La Mensur n’est pas originaire d’Allemagne mais bien d’Espagne. Elle y apparaît à la fin du 15ème siècle et bientôt ces duels vont être pratiqués par un grand nombre d’aristocrates européens. Dans le Saint Empire Romain Germanique, la Mensur était pratiquée par les étudiants. Les bagarres et les conflits étaient fréquents dans le monde étudiant germanique et ainsi les duels se développèrent dans le monde académique afin d’encadrer et de réglementer ceux-ci. Les étudiants de l’époque étaient considérés comme une élite distincte du commun des mortels, ils s’habillaient de manière reconnaissable et pratiquaient des rites, des célébrations et des chants spécifiques. Ces duels s’appelaient en réalité « rencontres », en français dans le texte.

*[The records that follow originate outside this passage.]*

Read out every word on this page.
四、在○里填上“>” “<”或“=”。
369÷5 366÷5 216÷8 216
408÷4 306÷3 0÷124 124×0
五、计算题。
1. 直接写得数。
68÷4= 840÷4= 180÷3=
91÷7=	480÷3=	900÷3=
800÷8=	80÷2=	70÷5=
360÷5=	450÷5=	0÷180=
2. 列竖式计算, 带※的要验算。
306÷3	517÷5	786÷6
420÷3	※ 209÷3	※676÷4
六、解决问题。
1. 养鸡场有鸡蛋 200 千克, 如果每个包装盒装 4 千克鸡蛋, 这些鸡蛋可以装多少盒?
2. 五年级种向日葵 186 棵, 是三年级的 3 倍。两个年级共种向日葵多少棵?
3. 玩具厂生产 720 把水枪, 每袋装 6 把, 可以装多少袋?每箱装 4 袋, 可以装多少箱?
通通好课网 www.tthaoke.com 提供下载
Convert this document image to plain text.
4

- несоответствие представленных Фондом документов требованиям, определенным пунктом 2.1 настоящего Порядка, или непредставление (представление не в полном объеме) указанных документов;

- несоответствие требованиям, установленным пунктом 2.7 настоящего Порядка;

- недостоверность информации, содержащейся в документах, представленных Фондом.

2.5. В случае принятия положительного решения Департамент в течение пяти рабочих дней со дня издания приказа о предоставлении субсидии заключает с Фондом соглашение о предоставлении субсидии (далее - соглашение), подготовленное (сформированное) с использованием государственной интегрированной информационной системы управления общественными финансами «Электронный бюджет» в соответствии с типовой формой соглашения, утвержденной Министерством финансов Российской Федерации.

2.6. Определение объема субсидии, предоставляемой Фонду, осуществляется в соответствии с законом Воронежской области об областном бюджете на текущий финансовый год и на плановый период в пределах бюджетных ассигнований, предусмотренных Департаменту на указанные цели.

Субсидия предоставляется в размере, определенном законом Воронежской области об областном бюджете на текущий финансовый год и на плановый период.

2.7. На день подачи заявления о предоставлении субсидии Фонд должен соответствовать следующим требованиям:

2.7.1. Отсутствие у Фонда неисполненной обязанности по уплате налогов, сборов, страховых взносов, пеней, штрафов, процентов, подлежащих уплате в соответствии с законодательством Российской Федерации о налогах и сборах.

Gérer la violence et construire des caractères
Les armes utilisées étaient les mêmes que celles employées dans le duel civil, la rapière et la dague (Kostümdegen) qui étaient portées quotidiennement et toujours prêtes à l’usage. La vie des étudiants de l’époque était dangereuse, en particulier au 16ème et 17ème siècle en raison des guerres de religion et de la guerre de 30 ans (1618-1648). Chaque jour, les étudiants pouvaient être amenés à faire l’usage de leurs armes.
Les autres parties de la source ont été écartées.